Law enforcement officials close to the investigation said that the driver told police that he "did it to be famous." The man drove the shuttle at 90 to 95 mph at times on roads that have speed limits of 55 mph, officials said.
The incident appears to have begun with three hit-and-run crashes along I-66 in Arlington about 9:25 a.m.

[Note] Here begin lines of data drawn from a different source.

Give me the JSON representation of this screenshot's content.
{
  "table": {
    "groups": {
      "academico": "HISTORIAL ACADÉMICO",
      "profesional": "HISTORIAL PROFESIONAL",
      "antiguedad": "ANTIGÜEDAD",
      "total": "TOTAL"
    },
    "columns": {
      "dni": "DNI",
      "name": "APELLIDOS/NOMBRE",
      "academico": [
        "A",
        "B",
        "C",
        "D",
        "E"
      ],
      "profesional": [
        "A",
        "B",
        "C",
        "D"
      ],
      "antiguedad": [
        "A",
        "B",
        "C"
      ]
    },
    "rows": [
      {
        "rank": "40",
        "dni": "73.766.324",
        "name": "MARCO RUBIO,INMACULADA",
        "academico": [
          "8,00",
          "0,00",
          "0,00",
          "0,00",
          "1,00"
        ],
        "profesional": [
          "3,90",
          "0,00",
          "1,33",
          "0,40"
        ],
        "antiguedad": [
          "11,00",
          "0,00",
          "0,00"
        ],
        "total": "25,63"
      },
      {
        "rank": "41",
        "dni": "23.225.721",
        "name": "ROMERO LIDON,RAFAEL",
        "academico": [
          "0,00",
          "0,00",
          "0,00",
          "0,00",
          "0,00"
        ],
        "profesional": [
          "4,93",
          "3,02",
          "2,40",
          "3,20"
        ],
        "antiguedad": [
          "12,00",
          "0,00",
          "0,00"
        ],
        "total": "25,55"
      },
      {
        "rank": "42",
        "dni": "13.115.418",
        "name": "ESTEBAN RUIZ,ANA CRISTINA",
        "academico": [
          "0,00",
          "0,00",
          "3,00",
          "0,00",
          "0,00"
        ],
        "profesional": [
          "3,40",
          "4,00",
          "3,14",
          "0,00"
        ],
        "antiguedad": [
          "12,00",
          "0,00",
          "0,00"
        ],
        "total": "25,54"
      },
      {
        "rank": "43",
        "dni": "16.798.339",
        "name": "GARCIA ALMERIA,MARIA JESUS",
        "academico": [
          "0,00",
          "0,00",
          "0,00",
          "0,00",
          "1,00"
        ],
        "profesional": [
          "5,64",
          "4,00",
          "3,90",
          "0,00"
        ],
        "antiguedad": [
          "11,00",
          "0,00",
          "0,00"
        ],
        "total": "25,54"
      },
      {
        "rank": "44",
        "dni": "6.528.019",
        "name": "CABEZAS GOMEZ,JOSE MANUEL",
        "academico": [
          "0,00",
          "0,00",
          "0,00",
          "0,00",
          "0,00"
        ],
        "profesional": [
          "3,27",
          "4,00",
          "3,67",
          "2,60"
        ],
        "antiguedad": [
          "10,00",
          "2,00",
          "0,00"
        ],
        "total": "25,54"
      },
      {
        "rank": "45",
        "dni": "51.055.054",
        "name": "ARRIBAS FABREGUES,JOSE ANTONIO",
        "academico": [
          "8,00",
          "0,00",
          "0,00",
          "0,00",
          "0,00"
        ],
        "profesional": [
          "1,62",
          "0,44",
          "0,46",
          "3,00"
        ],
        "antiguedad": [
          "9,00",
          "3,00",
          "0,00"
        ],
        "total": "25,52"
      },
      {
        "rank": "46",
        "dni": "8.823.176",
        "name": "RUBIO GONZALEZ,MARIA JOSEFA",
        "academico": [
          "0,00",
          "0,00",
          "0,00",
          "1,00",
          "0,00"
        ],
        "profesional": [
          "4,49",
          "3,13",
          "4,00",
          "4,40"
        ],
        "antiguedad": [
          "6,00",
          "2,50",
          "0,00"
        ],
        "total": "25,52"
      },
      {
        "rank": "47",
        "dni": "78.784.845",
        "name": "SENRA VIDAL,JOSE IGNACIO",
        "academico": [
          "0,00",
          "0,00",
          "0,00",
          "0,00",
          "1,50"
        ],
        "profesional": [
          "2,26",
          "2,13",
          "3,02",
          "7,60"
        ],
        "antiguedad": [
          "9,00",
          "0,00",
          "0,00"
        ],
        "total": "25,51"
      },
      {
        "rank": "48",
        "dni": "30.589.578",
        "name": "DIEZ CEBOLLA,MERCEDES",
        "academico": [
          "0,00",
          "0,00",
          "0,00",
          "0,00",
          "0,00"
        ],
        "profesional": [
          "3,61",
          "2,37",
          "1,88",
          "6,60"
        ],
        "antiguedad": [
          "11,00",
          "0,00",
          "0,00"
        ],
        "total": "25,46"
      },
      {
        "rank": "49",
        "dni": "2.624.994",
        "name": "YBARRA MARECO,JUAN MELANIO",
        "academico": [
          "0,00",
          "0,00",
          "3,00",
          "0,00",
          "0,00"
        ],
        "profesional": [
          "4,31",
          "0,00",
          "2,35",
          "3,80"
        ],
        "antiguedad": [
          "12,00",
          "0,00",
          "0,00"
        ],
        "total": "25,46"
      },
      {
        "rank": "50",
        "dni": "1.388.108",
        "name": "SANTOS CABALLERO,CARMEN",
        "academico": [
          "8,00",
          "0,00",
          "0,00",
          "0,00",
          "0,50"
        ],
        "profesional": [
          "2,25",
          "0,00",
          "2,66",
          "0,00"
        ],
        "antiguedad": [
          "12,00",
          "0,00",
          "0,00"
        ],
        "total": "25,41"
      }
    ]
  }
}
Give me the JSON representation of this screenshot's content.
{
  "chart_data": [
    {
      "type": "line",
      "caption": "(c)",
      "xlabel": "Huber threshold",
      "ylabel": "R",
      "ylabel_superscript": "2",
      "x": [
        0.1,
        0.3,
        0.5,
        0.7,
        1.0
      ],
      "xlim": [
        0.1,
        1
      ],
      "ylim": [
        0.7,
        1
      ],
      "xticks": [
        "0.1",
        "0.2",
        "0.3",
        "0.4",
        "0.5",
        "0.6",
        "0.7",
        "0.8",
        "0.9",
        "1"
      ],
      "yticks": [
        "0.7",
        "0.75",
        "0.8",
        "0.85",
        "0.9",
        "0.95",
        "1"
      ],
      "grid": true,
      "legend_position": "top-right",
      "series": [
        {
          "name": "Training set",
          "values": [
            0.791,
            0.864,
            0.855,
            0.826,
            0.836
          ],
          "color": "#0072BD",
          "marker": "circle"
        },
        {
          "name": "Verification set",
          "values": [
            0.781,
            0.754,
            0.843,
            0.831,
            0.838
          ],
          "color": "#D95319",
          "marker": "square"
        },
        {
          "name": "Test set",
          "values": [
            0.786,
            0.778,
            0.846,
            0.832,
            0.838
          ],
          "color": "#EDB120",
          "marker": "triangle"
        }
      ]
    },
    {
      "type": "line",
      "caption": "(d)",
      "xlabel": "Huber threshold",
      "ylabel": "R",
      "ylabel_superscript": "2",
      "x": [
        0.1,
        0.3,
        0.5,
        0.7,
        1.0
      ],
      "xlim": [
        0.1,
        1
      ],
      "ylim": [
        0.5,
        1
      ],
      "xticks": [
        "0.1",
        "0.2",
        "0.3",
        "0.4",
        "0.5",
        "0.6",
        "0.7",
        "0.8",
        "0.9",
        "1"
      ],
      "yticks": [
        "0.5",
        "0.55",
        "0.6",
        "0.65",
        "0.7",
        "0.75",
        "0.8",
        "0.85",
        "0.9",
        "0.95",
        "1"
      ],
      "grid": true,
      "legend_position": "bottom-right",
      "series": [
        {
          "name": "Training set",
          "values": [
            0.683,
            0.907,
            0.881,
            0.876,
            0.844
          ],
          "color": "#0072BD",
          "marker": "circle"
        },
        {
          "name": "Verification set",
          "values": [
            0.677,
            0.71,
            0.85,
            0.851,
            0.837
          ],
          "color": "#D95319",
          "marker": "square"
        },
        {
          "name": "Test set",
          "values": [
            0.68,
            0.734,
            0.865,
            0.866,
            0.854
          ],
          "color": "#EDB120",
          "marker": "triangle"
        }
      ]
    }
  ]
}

Corinne Geller, a state police spokeswoman, said that a blue SuperShuttle vehicle was heading west when it twice sideswiped the passenger side of a Dodge Charger. The shuttle then rear-ended a Chrysler Pacifica and a taxi, sending both vehicles off the highway.
The driver of the Pacifica, a 33-year-old Centreville woman, and her year-old daughter were taken to Arlington Hospital with minor injuries.
Four minutes later, state police learned of a fourth crash in the westbound lanes of I-66 at the Dulles Connector Road. The SuperShuttle rear-ended a 2006 Mercedes C240, authorities said.
The trail continued toward Dulles, police said. Courtney Mickalonis, a spokeswoman for the airports authority, said two drivers on the way to the airport reported that their vehicles had been struck.
"He was going at a high rate of speed," Geller said. "But there is no indication of motive."
Authorities said they were unsure whether there were passengers in the shuttle. They said there were none with the driver when the vehicle was found.
Ken Testani, a spokesman for Arizona-based SuperShuttle, said that company officials were looking into the incident.